The sport has become a multibillion dollar industry.  It is the main advertising venue for beer and cars, a symbol of hyper masculinity that viewers try to identify with and imitate.  I think one of the reasons we have an obesity epidemic in America is because men have an image of masculinity where being thee hundred pounds is admired.  Weighing three hundred pounds is pretty easy to accomplish with beer and pizza and sugars.  How many couch potatoes with one hundred pound bellies think of themselves as fitting into the mold of supersteroided and growth-hormoned football freaks?  The nation is killing its athletes and its fans at the same time with a love of a game that is intrinsically damaging to its participants.

Enough of my rant.

Enough of football too, as far as I'm concerned.  How many fathers will let their sons play a game that will cripple their bodies and permanently damage their brains?  

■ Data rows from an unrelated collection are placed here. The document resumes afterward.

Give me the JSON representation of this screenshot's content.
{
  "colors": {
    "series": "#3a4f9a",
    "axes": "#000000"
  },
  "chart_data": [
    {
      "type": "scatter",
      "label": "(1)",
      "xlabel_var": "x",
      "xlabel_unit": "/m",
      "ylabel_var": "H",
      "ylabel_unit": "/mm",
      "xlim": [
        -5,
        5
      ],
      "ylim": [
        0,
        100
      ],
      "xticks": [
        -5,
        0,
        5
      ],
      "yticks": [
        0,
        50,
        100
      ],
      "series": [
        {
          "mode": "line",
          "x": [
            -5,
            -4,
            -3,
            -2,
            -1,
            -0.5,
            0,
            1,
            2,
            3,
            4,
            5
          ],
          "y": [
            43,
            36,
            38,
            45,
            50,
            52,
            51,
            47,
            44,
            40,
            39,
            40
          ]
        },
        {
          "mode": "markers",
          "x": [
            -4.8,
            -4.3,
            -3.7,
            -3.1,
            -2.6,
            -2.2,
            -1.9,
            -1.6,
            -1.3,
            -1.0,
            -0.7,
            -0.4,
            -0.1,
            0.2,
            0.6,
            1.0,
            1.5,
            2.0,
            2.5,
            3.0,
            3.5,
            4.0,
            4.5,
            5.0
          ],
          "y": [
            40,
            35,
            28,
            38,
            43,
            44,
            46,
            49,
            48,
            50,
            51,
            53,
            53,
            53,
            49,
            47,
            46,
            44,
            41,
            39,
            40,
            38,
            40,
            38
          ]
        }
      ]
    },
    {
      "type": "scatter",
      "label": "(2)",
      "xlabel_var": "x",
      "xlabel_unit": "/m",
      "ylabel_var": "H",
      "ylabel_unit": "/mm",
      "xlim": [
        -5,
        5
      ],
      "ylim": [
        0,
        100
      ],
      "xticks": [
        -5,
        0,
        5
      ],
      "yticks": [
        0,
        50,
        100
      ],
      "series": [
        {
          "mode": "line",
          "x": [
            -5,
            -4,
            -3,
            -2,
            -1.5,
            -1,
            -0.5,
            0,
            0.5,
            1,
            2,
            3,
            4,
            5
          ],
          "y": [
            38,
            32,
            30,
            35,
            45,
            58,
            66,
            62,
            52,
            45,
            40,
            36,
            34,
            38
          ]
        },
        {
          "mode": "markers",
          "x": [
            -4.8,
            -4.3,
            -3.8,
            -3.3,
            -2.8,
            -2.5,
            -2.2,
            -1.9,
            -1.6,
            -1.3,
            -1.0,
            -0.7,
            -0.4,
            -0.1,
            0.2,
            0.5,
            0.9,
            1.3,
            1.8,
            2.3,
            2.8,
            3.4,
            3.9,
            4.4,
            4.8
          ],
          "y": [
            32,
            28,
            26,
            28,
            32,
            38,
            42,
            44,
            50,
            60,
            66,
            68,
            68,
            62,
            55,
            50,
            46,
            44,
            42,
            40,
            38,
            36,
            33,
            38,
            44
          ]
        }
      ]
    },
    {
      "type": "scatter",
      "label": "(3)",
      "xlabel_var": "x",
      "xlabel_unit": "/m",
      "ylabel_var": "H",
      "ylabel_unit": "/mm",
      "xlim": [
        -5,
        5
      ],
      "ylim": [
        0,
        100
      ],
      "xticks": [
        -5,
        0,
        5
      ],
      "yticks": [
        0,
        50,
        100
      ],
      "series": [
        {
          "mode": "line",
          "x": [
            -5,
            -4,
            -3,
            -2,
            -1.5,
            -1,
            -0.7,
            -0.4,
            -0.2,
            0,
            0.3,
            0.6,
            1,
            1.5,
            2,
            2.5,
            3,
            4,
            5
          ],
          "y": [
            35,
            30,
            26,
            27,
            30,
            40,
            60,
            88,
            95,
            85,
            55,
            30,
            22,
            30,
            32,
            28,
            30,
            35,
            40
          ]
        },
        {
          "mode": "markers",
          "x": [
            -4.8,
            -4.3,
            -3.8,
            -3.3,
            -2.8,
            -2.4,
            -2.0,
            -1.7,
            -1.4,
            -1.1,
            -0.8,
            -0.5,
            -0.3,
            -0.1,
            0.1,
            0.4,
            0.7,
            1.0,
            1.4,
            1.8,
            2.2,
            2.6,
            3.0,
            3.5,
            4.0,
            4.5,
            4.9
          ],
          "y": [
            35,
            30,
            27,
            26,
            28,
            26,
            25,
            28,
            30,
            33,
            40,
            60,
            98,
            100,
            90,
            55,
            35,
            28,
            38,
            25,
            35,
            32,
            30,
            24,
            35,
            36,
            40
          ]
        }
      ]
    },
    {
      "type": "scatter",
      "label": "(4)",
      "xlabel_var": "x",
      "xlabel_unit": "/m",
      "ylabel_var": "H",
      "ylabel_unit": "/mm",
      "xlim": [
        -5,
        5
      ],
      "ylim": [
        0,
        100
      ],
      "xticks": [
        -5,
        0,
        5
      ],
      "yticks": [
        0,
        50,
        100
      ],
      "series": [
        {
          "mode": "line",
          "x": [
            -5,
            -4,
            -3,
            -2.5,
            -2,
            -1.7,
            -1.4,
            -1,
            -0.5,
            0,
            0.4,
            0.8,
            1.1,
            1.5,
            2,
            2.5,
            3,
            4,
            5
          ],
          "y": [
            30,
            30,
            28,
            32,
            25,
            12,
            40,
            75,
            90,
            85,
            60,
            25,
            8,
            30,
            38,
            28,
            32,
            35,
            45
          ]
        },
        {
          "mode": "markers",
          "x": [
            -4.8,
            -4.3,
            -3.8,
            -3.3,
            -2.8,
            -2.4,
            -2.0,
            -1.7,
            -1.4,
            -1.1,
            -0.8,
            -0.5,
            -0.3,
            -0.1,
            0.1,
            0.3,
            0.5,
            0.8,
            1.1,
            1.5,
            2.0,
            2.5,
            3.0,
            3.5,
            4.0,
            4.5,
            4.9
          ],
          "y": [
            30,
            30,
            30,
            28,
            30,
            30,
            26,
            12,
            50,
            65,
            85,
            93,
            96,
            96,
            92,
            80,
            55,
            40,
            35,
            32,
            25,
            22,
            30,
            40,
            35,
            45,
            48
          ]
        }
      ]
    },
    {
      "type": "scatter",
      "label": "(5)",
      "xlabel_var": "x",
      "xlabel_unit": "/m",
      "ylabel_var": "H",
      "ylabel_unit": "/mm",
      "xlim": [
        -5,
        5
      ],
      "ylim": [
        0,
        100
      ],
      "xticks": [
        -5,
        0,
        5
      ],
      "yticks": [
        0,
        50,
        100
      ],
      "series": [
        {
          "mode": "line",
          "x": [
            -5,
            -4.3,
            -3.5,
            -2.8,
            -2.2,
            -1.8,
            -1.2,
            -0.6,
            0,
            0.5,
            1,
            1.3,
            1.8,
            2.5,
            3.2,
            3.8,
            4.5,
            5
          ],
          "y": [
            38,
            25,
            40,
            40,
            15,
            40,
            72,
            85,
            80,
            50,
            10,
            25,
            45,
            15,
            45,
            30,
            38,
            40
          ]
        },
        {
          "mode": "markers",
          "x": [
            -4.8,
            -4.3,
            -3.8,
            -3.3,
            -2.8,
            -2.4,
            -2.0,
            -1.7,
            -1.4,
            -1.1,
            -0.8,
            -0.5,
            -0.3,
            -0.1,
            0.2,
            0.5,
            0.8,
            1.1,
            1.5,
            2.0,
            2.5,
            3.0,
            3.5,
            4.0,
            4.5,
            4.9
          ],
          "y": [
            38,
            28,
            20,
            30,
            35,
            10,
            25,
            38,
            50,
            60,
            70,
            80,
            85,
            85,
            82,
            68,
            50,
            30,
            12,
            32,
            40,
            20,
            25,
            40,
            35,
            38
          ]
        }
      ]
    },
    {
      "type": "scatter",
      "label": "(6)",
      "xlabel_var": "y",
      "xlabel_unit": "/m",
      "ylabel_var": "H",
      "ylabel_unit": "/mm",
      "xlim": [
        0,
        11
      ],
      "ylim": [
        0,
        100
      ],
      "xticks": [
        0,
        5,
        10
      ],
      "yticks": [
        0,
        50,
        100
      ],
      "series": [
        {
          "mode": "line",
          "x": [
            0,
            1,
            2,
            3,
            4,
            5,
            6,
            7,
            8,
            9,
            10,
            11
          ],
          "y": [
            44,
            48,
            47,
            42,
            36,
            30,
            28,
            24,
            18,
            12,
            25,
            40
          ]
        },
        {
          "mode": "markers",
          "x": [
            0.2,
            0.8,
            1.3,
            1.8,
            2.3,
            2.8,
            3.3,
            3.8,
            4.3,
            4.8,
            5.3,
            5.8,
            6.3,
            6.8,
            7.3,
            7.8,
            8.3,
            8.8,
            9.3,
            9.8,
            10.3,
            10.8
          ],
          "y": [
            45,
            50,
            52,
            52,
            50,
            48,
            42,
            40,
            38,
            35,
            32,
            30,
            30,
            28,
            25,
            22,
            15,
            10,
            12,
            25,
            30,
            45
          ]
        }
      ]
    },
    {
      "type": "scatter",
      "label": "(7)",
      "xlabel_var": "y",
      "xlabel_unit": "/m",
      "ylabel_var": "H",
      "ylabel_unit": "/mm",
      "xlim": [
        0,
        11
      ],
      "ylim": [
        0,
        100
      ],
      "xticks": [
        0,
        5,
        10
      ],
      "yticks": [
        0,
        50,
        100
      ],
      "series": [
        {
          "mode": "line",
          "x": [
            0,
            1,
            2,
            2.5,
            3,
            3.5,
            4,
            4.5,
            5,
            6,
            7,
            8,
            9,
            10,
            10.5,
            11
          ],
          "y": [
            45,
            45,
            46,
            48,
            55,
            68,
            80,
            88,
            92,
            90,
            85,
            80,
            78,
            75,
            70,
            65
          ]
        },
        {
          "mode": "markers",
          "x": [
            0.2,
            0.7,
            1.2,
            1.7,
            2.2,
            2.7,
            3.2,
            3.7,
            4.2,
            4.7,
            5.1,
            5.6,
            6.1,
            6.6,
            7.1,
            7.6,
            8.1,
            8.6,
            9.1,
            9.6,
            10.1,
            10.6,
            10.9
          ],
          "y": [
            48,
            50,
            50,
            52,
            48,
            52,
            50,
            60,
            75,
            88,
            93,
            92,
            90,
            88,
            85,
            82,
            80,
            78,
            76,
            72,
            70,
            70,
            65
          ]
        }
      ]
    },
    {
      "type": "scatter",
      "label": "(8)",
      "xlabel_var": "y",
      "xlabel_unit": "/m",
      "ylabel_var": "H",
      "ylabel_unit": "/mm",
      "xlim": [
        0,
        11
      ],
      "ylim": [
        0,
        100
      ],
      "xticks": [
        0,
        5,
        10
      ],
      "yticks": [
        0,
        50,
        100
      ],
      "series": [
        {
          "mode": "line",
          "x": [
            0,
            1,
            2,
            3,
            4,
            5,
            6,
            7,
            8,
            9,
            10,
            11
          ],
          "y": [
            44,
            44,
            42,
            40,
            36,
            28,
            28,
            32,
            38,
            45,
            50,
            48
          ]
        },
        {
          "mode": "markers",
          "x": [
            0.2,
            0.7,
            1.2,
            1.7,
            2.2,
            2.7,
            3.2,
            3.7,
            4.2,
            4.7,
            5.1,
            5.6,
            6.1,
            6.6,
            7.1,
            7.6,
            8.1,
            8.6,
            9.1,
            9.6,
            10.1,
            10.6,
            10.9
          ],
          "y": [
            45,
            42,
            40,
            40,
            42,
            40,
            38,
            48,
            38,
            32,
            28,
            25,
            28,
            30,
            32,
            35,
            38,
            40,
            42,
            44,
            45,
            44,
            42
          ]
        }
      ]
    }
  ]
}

The NFL is trying to put this all behind them by settling a lawsuit and promising to make the game safer.  They are fooling themselves.  The damaged veteran players are not going to go softly into the night, and neither are their families and lawyers. They shouldn't.

I watch golf and love it.  No steroids that help performance, no brain damage, no injuries that cripple golfers for life, a code of honor and honesty rather than of cheating and winning at any cost.  It is actually a sport rather than a sports racket that uses up athletes and throws them on the dung heap when they are washed up.

I think football is on its death bed, and I think it knows it.